Moustapha Barry
3 Juillet 2004
Les Journées annuelles de chirurgie ont démarré avant-hier. Elles ont pour thème les complications en chirurgie qui interpellent autant le chirurgien que le malade. C'est pourquoi, plus de 80 communications sont prévues pour fouiller le sujet et chercher des solutions permettant de minimiser le risque chirurgical.
Le département de chirurgie de la faculté de Médecine, de Pharmacie et d'Odonto-Stomatologie de l'Ucad tient, depuis avant-hier, ses 18e journées annuelles de chirurgie. Le thème de cette année porte sur "les complications en chirurgie". Des sous-thèmes sont au menu. Comme la qualité des soins, le dossier infirmier et l'éthique médicale. Pour le chef de département de chirurgie, le Pr Mouhamadou Ndiaye, "les complications en chirurgie interpellent tous les chirurgiens ainsi que leurs malades. Les complications sont redoutées par ces derniers et sont à l'origine de la question qui est toujours posée : quel est le risque de cette intervention ?" Pour lui, plus de 80 communications seront présentées pour fouiller le sujet et proposer des solutions afin de minimiser le risque chirurgical. La table-ronde sur la démarche du processus qualité en chirurgie participe à atteindre cet objectif, à réduire "le risque évitable à son strict minimum grâce à la standardisation et à l'évaluation continue des procédures de soins per et peri-opératoire".
Pour sa part, le doyen de la faculté de Médecine, de Pharmacie et d'Odonto-Stomatologie, le Pr Doudou Thiam considère que ces journées sont "un forum privilégié pour des échanges d'expériences entre enseignants et chercheurs, mais aussi un moment favorable à l'évaluation, grandeur nature, des capacités pédagogiques des jeunes enseignants avant les concours d'agrégation". Les complications sont, selon le Dr Bay Karim Diallo, secrétaire général du comité d'organisation des journées, "le fait à la fois du chirurgien et du malade. Ce dernier peut être à l'origine des complications quand il est diabétique, par exemple. Quant au chirurgien, il peut créer des complications si, dans son intervention, il perfore une veine, un nerf...". Et le Dr Diallo précise que des dispositions sont prises pour minimiser ces complications. "Il s'agit de l'anesthésie. Mais en cas d'urgence, cela est pratiquement impossible", explique-t-il. Cependant, pour le Dr Diallo, "un bon diagnostic conduit à une indication précise avec comme conséquence probablement une intervention correcte, sans surprise". Malgré tout, il réclame l'amélioration du plateau technique comme le matériel radiologique (scanner, imagerie par résonance magnétique), le matériel fibroscopique et endoscopique. D'ailleurs, une assemblée générale constitutive s'est réunie, hier, dans ce cadre.

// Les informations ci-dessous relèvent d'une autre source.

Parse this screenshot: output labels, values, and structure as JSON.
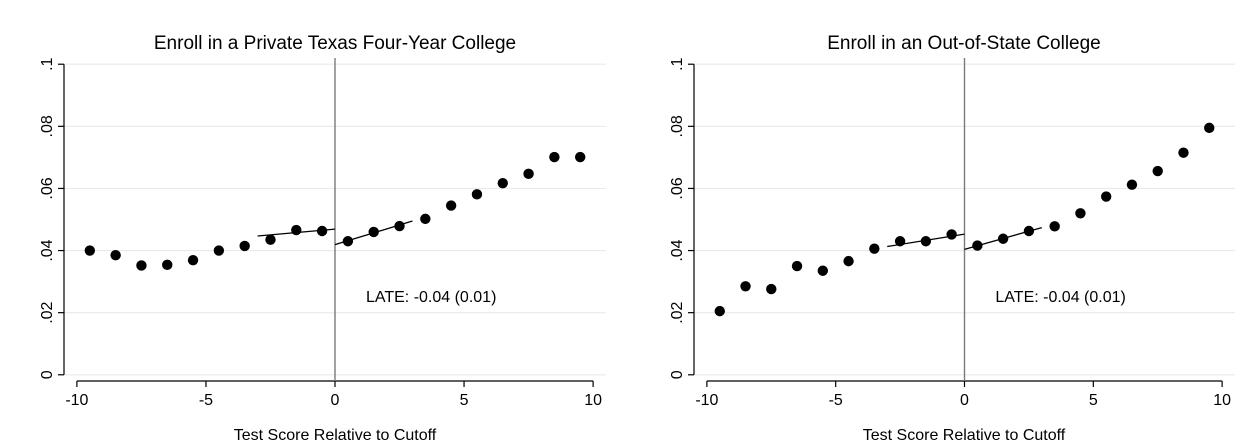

De son côté, le Pr Mouhamadou Ndiaye en a profité pour plaider la cause de son département, en réclamant un laboratoire de chirurgie expérimentale. "La réalisation de notre projet de laboratoire de chirurgie expérimentale nous ouvrira de grandes perspectives dans ce domaine. De même, l'implication du département dans la réorganisation des Certificats de spécialisation par la mise en place d'un tronc commun adapté aux différentes spécialités chirurgicales est souhaitées par la majorité des enseignants et des étudiants". Le Pr Ndiaye a aussi demandé "la mise en commun de moyens ainsi que l'ouverture de nouveaux terrains de stage (qui) permettra d'atteindre ces objectifs et de doter nos pays de spécialistes respectés, c'est-à-dire compétents et responsables parce que bien formés. Nous en avons la volonté, donnez-nous les moyens", a dit le chef de département. Le recteur de l'Ucad, Abdou Salam Sall, qui a ouvert les journées, a annoncé la création de cinq écoles doctorales. Il s'agit des écoles doctorales sur l'eau et la qualité de l'eau, sur la valorisation biochimique, sur la santé avec l'implication non pas seulement de la faculté de Médecine, mais également de celles des Sciences, du droit, du département de sociologie, sur la pêche et sur l'aquaculture. Quant aux moyens, le recteur indique que leur obtention dépend de l'efficience du système mis en place. "Les moyens ne seront à notre disposition que si nous prouvons que notre système est efficient. Pour construire l'efficience de notre système, l'Ucad doit polariser, notamment la faculté de Médecine, l'ensemble des structures sanitaires de Dakar, Thiès, et même celles de Kaolack. Si vous vous mobilisez, l'argent sera trouvé". Mais pour le recteur de l'Ucad, c'est "la gestion qui pose problème. Il faut dépasser cela pour la transparence".